The Kawecki Berylco plant in Hazelton, Pa., where OCAW members had fought valiantly to protect their health and lives, halted beryllium production in 1979 and closed soon after. This left only one company in the U.S., Brush Wellman, making beryllium for military and civilian needs.

Federal officials panicked and by June 1979 made a secret deal with Brush Wellman.

Never informed but aware of the powerful forces against its proposal, OSHA in the 1980s abandoned its effort to lower the exposure standard. OSHA also largely abandoned its inspections. During the past 20 years, while workers were dying, OSHA conducted only one full inspection of the Elmore plant, the Blade reports. Yet even company officials admit that over the years they have never fully reached compliance with the current OSHA standard, allowing workers to be overexposed. The company has never been fined.

Today, workers continue to die of exposure in Brush Wellman plants. Mary Miller died at age 68 after a 30-year battle with beryllium disease; she had worked in the Luckey plant for four years in the 1950s as a secretary. Butch Lemke from Elmore has been on oxygen for the past 15 years. "If they had told me I’d end up hooked up to an oxygen tank my whole life I would have run away from the damn place," he told reporter Sam Roe.

What can we do to fight for the living? We should demand:

  1. A Congressional inquiry on why U.S. government officials made their secret decision to support Brush Wellman and harm its workers.

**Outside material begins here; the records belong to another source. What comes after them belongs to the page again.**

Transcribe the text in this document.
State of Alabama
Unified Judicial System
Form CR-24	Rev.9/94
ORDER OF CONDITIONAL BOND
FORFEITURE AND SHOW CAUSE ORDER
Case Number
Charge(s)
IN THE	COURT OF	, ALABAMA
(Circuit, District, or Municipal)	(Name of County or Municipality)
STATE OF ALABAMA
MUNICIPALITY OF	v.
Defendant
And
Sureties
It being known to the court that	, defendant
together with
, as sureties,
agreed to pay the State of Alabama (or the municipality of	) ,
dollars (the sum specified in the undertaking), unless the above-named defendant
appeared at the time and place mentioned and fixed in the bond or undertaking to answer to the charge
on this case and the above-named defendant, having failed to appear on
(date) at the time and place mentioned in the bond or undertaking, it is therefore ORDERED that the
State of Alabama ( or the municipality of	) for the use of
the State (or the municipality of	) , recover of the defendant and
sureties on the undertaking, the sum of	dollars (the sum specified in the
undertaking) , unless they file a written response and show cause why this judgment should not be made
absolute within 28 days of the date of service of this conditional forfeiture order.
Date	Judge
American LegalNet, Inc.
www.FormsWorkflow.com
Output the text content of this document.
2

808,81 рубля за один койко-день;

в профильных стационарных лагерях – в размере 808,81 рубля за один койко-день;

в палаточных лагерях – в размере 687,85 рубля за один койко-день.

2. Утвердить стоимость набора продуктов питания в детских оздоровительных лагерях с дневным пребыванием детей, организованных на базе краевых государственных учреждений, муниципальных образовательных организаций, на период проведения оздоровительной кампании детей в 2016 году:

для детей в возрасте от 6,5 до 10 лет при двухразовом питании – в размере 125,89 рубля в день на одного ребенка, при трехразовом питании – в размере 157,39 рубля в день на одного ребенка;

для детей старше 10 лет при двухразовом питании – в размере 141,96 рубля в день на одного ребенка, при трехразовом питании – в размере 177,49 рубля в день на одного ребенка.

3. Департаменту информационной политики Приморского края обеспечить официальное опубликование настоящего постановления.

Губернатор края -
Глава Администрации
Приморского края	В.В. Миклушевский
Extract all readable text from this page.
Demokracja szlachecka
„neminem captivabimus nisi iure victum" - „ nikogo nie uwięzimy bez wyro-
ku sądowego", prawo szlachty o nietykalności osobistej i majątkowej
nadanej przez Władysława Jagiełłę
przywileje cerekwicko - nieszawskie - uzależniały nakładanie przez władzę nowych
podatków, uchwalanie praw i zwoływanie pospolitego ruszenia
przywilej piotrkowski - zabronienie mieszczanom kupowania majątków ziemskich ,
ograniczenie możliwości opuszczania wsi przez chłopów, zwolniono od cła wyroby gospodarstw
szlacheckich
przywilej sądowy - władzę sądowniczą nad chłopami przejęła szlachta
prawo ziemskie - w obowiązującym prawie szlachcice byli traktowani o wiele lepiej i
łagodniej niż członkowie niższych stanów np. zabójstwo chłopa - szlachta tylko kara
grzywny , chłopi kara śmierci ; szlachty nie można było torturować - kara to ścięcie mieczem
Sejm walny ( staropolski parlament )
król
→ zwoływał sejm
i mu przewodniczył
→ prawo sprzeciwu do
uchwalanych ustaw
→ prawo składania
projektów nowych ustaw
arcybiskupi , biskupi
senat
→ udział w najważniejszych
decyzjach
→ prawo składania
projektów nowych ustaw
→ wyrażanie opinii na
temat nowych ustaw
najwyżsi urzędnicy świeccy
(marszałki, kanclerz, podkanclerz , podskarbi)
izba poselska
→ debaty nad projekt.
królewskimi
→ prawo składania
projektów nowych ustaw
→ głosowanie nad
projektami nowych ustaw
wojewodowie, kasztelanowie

  2. That OSHA enact an emergency beryllium standard based on what we already know about the dangers of this metal. Meanwhile, OSHA needs to enforce its current standard strictly.

  3. That NIOSH conduct a study of the current commercial uses of beryllium, especially beryllium-copper. This alloy is used in golf clubs, computer equipment and car airbags. Who is cutting and machining this metal? Are they overexposed? Are they aware of the dangers of even a small amount of beryllium exposure? An immediate survey of alloy uses and who might be exposed is urgently needed.